Mesmo que Rosalía também faça parte da nobreza que recebe sacolinhas com presentes de luxo em premiações de Hollywood, é mais fácil se identificar com ela. Seus interesses são mais diversos, suas histórias são mais complicadas, suas melodias são mais intrigantes ao ouvido. E se sua sexualidade existe no desejo, na febre e na auto exaltação, também acontece na vulnerabilidade, na curiosidade, na dúvida, no anseio, no medo, no amor.

Enquanto escrevo este texto, “Motomami” vai se firmando como um dos grandes discos de 2022. O desempenho de suas músicas nas plataformas de streaming é tão impressionante quanto o de “Envolver”, mas sua influência e reconhecimento prometem ser mais duradouros. Também porque não é algo de ocasião. Em 2018, Rosalía já tinha reintroduzido o flamenco no imaginário mundial com El Mal Querer, seu segundo disco, que a transformou numa celebridade e voltou as anteninhas para a música que estava sendo feita em seu país e seu idioma.

Por que isso não acontece no Brasil quando Anitta chega ao alto das paradas e frequenta farras por toda a América do Norte? Meu palpite é que talvez o público internacional enxergue na cantora brasileira uma celebridade divertida, enquanto vê em Rosalía um som novo vindo de um lugar interessante. E a importância estratégica dessa percepção, para qualquer país, é gigantesca e fundamental.

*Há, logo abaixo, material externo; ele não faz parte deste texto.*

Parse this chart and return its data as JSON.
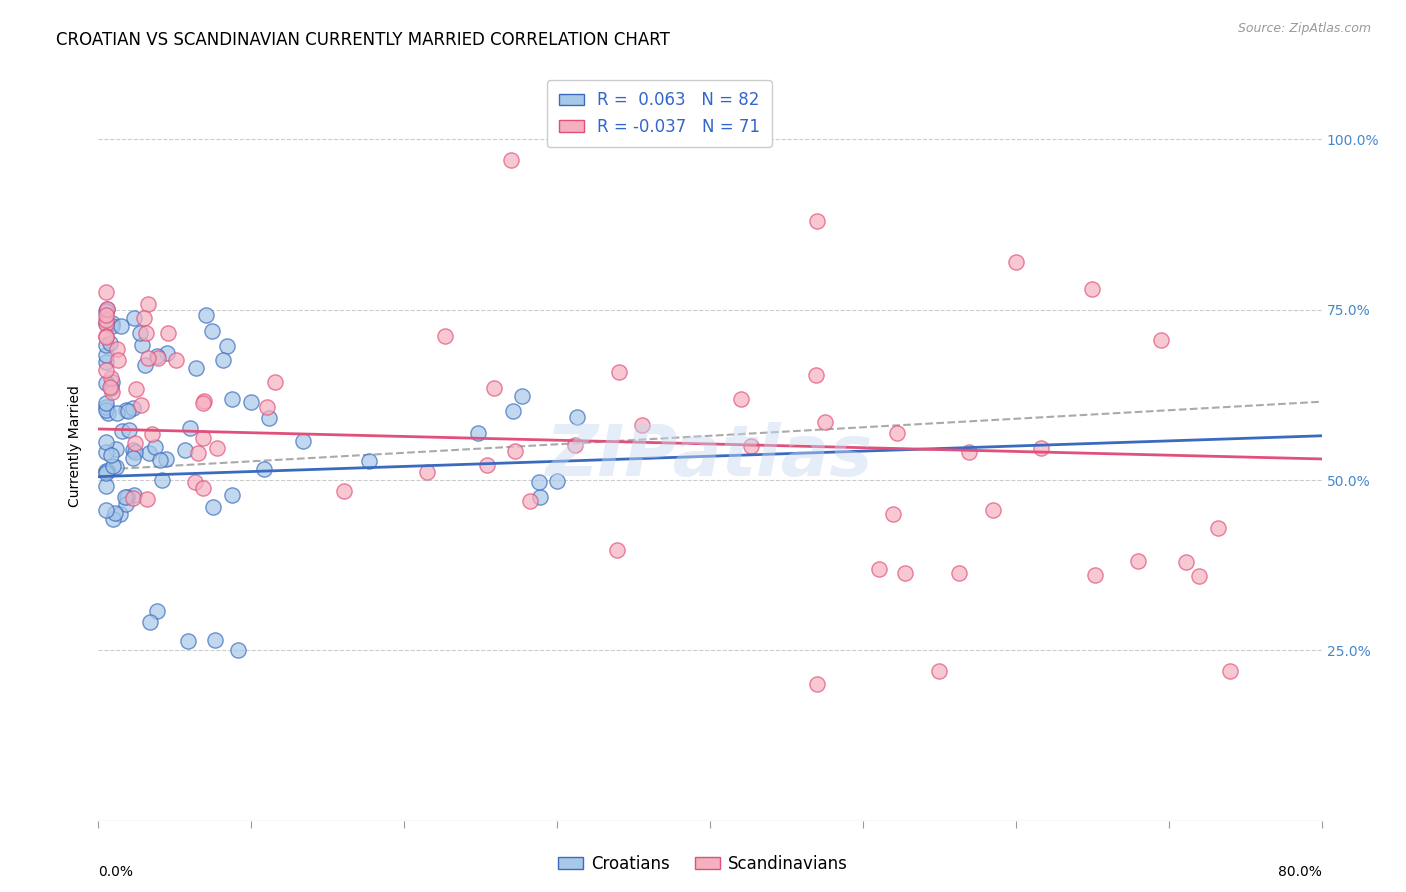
{
  "title": "CROATIAN VS SCANDINAVIAN CURRENTLY MARRIED CORRELATION CHART",
  "source": "Source: ZipAtlas.com",
  "ylabel": "Currently Married",
  "ytick_labels": [
    "",
    "25.0%",
    "50.0%",
    "75.0%",
    "100.0%"
  ],
  "ytick_positions": [
    0.0,
    0.25,
    0.5,
    0.75,
    1.0
  ],
  "xlim": [
    0.0,
    0.8
  ],
  "ylim": [
    0.0,
    1.1
  ],
  "legend_line1": "R =  0.063   N = 82",
  "legend_line2": "R = -0.037   N = 71",
  "croatian_color": "#a8c8e8",
  "scandinavian_color": "#f5b0c0",
  "trend_croatian_color": "#3a6bbf",
  "trend_scandinavian_color": "#e0507a",
  "trend_dashed_color": "#aaaaaa",
  "watermark": "ZIPatlas",
  "title_fontsize": 12,
  "axis_label_fontsize": 10,
  "tick_fontsize": 10,
  "legend_fontsize": 12,
  "scatter_size": 120,
  "scatter_alpha": 0.7,
  "scatter_linewidth": 1.0
}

Certamente, o caminho da novidade é mais esburacado até o mesmo topo comercial que se chega jogando seguro. Envolve expectativas, frustrações, riscos e mais riscos. Mas leva a um resultado muito mais satisfatório. Hoje, Rosalía canta com nomes “do momento”; Anitta, com nomes de um momento ligeiramente anterior. Não é difícil perceber o tamanho da diferença que isso faz.

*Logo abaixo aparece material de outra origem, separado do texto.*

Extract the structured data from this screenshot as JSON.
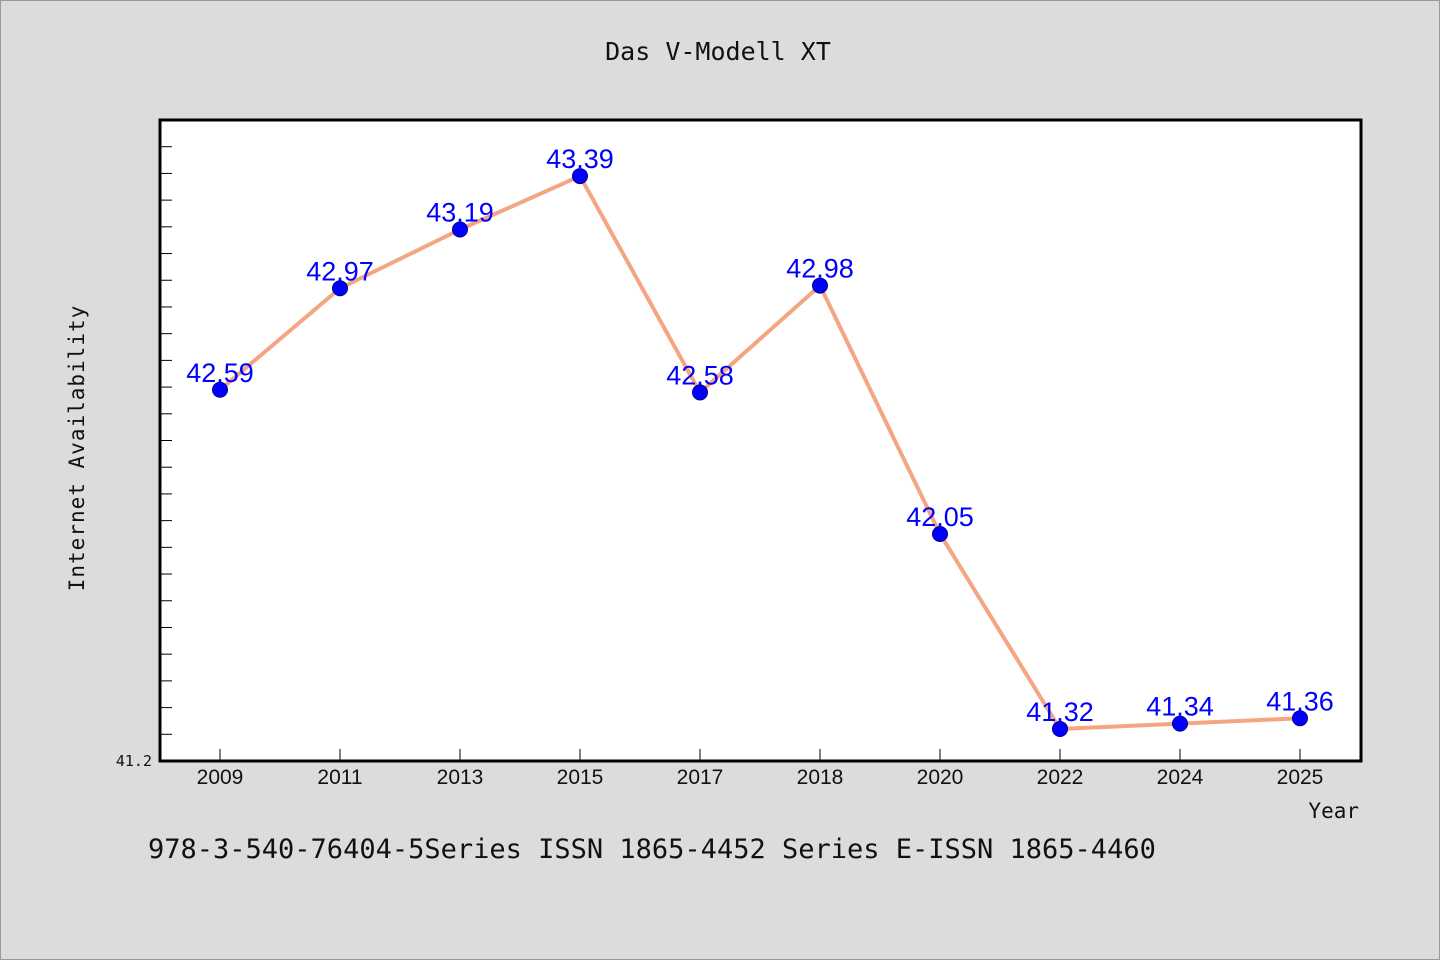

Afinal, é uma questão de escolha. E uma escolha muito maior do que cabe às próprias artistas, uma que é feita nos altos gabinetes de suntuosos palácios, onde políticos e grandes capitalistas deliberam. Na Espanha, decidiu-se que a cultura é um ativo de exportação de valor incalculável — especialmente num momento em que o poderio cultural americano parece entrar em declínio. No Brasil, preferiram deixá-la na mão do agronegócio e de brilhantes celebridades-mercadoras.